Tine Hens
Tine Hens Journaliste voor Knack

Het beste bewijs dat God niet bestaat is het feit dat Sam Gooris bestaat. Zulk een verspilling van materie, energie en DNA, zo idioot kan een God toch niet zijn? Maar had Darwin heden ten dagen geleefd, ook hij had aan Sam Gooris een interessante casestudy. Het bestaan van het heerschap Sam Gooris lijkt de basiswetten van de evolutietheorie op alle vlakken te tarten. De Jos die onlangs in Frontlijn de goddelijke schepping van de wereld wetenschappelijk probeerde te onderbouwen, hoefde helemaal niet met fossielen en verweerde mensenresten te zwaaien. Gewoon een dag uit het leven van Sammeke Gooris (te bezichtigen op VTM) en iedere sterveling moet toegeven dat er iets mangelt aan die evolutietheorie. Of zou er in dat apennotenbrein van de man die ons de wereldhit Laat het gras maar groeien bezorgde, dan toch enig onvermoed en onontdekt licht schijnen? Toen ik hem in Sterren op de Dansvloer de beginselen van de tango zag heruitvinden, moest ik besluiten dat dat niet zo was. Aan de gezichten van Dina Tersago, Pimmeke Zonder Achternaam, La Natalia en andere beroemde zwaargewichten kon je merken dat ook zij iets in die richting vermoedden. Maar daarover gaat Sterren op de Dansvloer natuurlijk niet. Het gaat over de kunst en het plezier van het dansen. Ahum.

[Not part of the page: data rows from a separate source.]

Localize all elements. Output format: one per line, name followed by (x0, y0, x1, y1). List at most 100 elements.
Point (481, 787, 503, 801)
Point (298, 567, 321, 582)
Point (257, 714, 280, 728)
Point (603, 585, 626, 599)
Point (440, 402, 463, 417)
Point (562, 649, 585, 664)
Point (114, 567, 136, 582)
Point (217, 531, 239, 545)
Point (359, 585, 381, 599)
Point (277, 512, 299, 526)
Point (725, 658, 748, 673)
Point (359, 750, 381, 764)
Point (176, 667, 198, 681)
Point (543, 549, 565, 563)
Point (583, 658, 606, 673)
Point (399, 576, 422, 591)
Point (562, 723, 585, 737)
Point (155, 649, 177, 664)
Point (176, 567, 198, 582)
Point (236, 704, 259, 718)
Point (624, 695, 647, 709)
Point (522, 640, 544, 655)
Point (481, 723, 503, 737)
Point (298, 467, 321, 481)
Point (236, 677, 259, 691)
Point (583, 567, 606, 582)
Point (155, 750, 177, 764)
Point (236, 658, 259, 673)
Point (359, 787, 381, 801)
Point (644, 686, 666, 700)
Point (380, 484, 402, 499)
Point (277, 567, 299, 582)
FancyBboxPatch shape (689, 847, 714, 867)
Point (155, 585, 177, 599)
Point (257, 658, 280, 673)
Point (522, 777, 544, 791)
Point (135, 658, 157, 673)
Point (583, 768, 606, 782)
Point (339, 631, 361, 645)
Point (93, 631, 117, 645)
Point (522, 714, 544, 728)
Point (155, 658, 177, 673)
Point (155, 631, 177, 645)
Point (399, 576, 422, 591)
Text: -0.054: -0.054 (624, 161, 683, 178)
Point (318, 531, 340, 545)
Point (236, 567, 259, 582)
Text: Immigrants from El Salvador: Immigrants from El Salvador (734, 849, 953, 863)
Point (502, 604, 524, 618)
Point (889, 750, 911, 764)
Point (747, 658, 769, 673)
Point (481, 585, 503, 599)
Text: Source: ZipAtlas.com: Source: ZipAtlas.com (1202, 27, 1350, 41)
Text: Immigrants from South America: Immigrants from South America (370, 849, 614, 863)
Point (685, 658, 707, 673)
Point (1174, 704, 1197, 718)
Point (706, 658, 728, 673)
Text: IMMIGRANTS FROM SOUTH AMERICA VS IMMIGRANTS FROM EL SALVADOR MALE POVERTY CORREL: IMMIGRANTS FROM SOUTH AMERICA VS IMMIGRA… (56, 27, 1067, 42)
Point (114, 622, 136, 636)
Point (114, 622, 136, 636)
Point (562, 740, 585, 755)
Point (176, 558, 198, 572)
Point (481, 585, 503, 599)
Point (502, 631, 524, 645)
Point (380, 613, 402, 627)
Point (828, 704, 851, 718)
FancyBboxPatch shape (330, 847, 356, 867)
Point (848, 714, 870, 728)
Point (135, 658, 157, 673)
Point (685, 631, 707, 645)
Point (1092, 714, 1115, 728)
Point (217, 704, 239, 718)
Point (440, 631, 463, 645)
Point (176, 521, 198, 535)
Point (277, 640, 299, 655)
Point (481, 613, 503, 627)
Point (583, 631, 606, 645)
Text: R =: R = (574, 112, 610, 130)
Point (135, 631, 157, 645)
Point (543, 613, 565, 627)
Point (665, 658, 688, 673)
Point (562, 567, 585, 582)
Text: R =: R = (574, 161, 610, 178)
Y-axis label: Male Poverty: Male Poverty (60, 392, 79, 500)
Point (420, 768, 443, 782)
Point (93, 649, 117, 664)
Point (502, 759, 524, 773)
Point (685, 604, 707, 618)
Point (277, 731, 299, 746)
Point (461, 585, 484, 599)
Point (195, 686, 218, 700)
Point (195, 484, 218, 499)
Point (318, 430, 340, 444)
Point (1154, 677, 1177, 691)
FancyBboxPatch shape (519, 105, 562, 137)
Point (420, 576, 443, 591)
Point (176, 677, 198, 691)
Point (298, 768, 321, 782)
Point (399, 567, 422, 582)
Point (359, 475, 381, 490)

Mensen die ik mijn vrienden noem, hadden me gewaarschuwd. Het zou niet echt een programma voor mij zijn, maar kom, ik mocht het niet te negatief benaderen. Een beetje amusement kan toch geen kwaad? En trouwens, ‘dansen is alleszins mooier dan een docusoap over pakweg de schoonzoon van een keeper’. Sommigen raadden me zelfs aan het programma vanuit technisch oogpunt te benaderen. Is het goed gemaakt? In mijn ogen is dat van hetzelfde niveau als van een man zeggen dat het ‘zo ne lieve’ en ‘zo ne goeie’ is, waarop meneer in een vlaag van onbeantwoorde liefde en opofferingsdrang de ingegroeide teen- nagels van madame bijknipt.

Als we ons effectief beperken tot de cameravoering, de overgangen tussen de verschillende dansen, filmpjes en futuristisch aangeklede koppels, dan kunnen we enkel zeggen dat die even vloeiend waren als een traditionele nieuwjaarswals in een Weense balzaal. Dat is positief. Maar verder liet dit programma me grotendeels koud. Natuurlijk is het fijn om handenwringend te kijken naar het dansend onvermogen van anderen. En niets vult een avond makkelijker dan het lachen met de van zichzelf bezeten macho Gène Bervoets of de ondersoort van de mens, genaamd Gooris. Ootmoedig moet ik zelfs toegeven dat het doorzettingsvermogen en de verbeten trekjes rond de mond van een Gilles De Bilde me bijna ontroerden. Los daarvan vroeg ik me af of het echt nodig was om theater te studeren in Londen om dit programma te presenteren. Jacques Vermeire bewees in elk geval van niet. Arme Francesca, dacht ik. Tot ik in een interview las dat dansen haar grote passie is en dat zo’n presentatie toch een uitdaging betekent. Oef. Men zou al eens durven denken dat zo’n presentatie in het grotere aanschijn der dingen niet veel te betekenen heeft.

Televisiewetenschappers beweren – ja, ook tv is tegenwoordig een wetenschap – dat de tijd van de grote shows weer is aangebroken. Heeft u het gevoeld? Het moet ergens rond oktober gebeurd zijn. Ik, dwaze oorwurm, dacht dat we de foute glitterpakjes, oplichtende danstegels en eindeloze trappen naar het rijk der fabelen hadden verwezen. Maar nee, blijkbaar verdient alles een comeback. De mensen hebben dat graag, heet het dan. Er is nood aan warmte. Hardnekkig blijf ik geloven dat een open haard met namaakhout meer warmte uitstraalt dan het opengetrokken blik BV’s dat rond hiphopt, chachachat en raggat dat het een lieve lust is. Ondertussen ligt Sam Gooris er wel uit. Zou er dan toch een God bestaan? Of is het een logische evolutie? Ik vermoed het tweede.